Woman taking action by running.

In his book, Atomic Habits, James Clear makes the distinction between “being in motion” and “taking action.” I found myself re-reading his definitions, asking myself questions. Now, I’ll ask those and similar questions to you!  

What’s the difference between?

Clear defines motion as “the times when you’re “planning and strategizing and learning.” He gave examples, and I’ll give a few that you might find more relevant:

  • Calling around to get membership prices at different gyms. 
  • Having some good conversations with people who want to start an organic community garden.
  • Looking at some houses in your area and reviewing your finances.

However, he says that action is “the type of behavior that will deliver an outcome.” Here are some examples that someone is taking action:

  • Joining the local YMCA yesterday, and registering for the Zumba class.
  • Renting a 750-square foot garden plot a mile from your apartment.
  • Getting pre-approved for a home loan and signing a contract with a Realtor™.

Why does the difference matter?

Motion doesn’t get you anywhere. But it also doesn’t get you much, if any, criticism. That feels safer; less scary.

Many of us avoid doing something for fear we will fail, or be criticized, because the action isn’t perfect. Here, we need to cling to the famous quote by Voltaire: “Le mieux est l’ennemi du bien.” Which translates precisely to:

The perfect is the enemy of the good.

So, ask yourself: Are you paralyzed by your pursuit of perfection? Procrastinating after you’ve achieve the “good”? Fearful of criticism?
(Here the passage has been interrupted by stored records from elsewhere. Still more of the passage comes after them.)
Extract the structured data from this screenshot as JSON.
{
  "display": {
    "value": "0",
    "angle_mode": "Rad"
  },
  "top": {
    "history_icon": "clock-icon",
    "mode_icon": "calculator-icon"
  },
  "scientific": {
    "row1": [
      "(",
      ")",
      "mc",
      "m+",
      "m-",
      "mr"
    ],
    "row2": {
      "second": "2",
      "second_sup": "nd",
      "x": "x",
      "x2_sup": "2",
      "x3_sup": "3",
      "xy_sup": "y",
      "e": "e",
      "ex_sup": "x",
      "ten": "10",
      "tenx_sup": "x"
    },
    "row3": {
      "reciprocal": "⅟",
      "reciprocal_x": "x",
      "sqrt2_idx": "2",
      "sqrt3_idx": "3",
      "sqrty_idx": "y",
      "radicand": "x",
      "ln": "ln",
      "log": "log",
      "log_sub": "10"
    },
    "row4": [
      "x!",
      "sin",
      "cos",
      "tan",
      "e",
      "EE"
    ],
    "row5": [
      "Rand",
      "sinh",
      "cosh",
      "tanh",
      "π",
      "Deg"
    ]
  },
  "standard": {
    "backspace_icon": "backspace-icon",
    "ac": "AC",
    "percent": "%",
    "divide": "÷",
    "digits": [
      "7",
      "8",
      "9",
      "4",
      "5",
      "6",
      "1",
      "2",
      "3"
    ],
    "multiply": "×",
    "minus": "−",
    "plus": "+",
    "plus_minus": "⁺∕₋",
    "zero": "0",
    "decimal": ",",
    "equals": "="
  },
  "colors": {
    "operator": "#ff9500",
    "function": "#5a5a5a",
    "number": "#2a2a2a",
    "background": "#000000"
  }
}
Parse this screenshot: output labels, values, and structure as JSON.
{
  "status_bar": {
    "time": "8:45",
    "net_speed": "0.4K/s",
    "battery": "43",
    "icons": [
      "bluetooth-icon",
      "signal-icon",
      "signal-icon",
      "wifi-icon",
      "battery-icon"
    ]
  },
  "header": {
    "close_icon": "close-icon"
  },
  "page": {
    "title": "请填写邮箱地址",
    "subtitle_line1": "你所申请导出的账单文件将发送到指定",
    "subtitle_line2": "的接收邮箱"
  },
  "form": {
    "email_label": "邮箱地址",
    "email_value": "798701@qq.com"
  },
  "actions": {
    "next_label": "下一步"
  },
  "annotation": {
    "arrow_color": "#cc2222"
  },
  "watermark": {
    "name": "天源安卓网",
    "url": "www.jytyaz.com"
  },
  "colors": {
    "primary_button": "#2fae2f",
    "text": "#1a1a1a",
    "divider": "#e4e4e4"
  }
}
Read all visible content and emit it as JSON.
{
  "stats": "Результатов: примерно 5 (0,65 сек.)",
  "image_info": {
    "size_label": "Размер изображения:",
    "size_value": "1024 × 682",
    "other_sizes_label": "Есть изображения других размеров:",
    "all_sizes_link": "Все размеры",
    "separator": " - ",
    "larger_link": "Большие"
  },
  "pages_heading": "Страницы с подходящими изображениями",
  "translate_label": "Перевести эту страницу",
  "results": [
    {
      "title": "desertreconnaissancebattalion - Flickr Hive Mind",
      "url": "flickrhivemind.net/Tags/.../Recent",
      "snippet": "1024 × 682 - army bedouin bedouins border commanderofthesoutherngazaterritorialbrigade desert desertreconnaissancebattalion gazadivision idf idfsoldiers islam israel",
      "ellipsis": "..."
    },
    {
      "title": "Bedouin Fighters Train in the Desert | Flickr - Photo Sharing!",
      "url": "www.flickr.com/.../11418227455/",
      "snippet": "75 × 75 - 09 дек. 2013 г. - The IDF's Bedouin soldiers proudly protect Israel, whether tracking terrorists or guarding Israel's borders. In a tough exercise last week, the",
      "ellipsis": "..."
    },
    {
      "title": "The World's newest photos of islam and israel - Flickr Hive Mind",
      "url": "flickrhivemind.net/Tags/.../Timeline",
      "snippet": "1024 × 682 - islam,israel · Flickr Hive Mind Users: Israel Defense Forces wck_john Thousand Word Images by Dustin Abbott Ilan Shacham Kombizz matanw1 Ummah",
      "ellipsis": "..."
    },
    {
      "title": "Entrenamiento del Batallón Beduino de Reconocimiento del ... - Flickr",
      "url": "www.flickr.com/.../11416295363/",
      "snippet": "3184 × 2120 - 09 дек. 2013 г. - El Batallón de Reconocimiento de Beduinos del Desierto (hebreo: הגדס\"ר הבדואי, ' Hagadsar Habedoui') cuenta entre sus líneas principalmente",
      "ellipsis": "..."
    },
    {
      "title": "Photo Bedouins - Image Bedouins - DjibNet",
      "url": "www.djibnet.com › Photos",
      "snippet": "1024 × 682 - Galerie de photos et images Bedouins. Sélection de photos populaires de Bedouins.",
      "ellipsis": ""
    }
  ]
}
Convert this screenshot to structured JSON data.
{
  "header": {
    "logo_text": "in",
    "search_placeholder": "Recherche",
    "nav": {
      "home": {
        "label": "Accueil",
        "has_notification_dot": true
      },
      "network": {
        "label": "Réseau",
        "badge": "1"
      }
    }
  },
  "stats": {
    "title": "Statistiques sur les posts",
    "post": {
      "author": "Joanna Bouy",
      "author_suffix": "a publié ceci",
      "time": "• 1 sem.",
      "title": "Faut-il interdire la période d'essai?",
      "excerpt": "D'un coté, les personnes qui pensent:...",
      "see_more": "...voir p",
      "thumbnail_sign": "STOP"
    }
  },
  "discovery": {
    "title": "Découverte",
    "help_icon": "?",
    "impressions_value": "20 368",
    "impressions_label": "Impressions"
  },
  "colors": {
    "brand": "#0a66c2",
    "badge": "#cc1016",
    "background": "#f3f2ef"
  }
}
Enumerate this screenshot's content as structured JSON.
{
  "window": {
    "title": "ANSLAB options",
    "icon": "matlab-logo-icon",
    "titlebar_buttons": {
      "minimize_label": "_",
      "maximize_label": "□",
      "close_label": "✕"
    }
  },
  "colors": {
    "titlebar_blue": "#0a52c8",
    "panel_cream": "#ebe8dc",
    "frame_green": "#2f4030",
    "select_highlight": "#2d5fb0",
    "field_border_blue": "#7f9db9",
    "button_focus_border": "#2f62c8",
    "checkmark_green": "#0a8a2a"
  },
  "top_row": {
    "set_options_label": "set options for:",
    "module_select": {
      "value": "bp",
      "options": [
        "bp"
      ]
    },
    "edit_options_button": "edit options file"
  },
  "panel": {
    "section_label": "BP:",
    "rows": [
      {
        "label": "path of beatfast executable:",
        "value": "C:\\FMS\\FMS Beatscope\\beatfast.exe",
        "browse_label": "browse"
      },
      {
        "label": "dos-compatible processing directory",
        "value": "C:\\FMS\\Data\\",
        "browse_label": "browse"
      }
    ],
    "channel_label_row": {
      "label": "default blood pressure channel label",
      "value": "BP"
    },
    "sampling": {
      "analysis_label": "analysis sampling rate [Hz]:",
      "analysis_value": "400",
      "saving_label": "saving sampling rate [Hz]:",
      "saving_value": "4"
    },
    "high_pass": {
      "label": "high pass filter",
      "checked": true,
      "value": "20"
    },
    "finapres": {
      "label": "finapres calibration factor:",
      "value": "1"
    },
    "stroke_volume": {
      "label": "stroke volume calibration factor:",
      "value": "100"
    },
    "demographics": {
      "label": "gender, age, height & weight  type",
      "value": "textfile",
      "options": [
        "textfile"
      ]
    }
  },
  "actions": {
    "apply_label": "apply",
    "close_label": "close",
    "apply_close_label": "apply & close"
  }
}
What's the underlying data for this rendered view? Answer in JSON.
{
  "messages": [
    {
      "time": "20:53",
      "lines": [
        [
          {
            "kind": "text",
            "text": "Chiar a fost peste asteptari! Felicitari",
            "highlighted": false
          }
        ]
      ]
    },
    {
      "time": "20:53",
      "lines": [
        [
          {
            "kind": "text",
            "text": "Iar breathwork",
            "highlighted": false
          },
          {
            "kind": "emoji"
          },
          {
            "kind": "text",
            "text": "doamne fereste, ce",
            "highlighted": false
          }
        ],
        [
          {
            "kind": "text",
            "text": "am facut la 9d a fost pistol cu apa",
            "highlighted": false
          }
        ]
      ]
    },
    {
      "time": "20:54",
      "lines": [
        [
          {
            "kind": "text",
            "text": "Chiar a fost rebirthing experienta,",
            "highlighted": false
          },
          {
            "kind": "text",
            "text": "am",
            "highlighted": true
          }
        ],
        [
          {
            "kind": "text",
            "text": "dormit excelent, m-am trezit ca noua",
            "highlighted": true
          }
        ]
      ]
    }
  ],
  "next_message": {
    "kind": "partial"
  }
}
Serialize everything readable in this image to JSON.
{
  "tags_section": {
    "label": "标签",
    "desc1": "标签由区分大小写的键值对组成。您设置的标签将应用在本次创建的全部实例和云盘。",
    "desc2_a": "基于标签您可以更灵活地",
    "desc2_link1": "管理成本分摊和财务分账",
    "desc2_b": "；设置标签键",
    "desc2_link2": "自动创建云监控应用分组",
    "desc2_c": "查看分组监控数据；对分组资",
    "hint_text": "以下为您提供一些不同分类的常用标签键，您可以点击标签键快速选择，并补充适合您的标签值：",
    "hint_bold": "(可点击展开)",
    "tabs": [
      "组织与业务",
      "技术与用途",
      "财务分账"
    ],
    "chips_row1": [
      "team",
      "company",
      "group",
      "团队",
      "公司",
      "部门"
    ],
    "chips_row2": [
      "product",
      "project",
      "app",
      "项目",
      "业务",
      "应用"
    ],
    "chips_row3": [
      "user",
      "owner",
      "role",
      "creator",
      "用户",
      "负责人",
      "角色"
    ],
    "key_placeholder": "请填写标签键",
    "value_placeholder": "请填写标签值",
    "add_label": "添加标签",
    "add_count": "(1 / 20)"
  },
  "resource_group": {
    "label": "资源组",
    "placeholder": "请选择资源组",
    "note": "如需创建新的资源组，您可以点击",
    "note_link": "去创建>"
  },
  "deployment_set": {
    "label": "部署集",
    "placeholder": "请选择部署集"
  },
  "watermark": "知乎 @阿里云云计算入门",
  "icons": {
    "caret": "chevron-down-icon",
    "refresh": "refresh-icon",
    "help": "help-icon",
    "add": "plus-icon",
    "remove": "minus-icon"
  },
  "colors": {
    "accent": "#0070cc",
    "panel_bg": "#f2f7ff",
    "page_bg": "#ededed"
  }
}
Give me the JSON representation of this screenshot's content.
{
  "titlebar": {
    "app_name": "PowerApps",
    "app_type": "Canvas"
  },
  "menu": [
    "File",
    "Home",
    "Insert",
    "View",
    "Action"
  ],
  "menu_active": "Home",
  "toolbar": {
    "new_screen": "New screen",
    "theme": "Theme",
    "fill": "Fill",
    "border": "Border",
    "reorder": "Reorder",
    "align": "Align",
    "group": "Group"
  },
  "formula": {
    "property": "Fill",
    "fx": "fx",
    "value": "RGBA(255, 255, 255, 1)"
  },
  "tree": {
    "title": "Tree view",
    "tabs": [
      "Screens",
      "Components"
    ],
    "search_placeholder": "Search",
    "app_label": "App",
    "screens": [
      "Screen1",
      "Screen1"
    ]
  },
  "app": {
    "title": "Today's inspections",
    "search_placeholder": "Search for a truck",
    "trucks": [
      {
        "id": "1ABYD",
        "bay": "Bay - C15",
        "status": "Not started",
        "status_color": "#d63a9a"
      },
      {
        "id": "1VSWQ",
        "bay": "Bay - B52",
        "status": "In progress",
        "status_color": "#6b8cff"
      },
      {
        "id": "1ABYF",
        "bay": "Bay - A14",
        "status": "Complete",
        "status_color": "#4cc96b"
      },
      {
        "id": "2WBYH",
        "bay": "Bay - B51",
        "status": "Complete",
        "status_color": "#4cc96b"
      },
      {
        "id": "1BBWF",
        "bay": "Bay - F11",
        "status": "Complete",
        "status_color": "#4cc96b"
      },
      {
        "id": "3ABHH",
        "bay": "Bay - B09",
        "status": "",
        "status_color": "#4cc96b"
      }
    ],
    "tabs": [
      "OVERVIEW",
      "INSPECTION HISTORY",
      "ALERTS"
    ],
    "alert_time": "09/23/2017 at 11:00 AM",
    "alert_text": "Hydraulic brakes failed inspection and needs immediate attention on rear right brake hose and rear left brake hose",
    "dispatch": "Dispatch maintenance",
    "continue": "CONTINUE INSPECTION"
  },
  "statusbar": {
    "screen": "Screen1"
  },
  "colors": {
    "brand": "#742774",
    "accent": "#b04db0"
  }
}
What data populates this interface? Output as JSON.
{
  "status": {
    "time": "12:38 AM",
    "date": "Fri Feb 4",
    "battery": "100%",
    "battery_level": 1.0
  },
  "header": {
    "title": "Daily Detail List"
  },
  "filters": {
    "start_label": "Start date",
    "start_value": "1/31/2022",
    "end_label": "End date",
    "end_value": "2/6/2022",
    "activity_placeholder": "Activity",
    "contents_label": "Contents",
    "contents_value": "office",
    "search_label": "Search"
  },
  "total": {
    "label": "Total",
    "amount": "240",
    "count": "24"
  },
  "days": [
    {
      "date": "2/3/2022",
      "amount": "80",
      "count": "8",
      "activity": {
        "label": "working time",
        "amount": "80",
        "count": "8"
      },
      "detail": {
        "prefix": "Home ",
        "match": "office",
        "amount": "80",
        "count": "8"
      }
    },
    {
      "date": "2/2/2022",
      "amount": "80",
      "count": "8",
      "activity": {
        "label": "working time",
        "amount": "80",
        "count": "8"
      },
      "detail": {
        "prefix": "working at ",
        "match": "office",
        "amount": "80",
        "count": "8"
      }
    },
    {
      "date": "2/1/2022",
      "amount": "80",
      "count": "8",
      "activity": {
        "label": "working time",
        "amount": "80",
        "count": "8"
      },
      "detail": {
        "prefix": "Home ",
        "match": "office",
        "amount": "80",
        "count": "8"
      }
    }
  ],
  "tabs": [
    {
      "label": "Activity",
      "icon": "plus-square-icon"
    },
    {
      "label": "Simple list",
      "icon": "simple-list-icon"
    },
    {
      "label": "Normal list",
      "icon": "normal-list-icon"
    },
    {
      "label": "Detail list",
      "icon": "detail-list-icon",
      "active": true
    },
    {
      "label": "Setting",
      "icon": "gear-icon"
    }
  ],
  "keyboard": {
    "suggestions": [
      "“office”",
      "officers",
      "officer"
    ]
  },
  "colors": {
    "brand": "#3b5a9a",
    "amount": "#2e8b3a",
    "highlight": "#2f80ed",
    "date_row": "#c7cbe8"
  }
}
I had to do some serious introspection because I know that the “perfection” thing slows me down. Having taken the CliftonStrengths by Gallup, I realize that my top strength is “deliberative.” That characteristic is indeed a strength in many instances! But it becomes a weakness when I continue to be in motion rather than taking action.

Are you being in motion?

You just heard me say that I can get stuck in a non-action mode. So, I’m in no position to criticize you if you do that!

But if you’re thinking about getting your IBCLC™ certification and you want to stay in the “motion” mode, here’s what I’ve got for you:

  • A video series called How to Become a Lactation Consultant. In a few very short videos, I’ve answered the most frequently asked questions that I’ve heard over the past 20 or so years. Click here to get this free resource that will save you hours of trying to figure it out on your own.
  • A Pathway 3 Checklist. People often don’t get started with meeting the IBLCE’s eligibility requirements because they get stuck trying to figure out Pathway 3. (Which, I admit, is very confusing! I created this resource to make this feel a little less complicated.) Sign up for the How to Become a Lactation Consultant video series. Within the FREE series materials, you’ll find helpful checklists for both Pathway 1 and Pathway 3.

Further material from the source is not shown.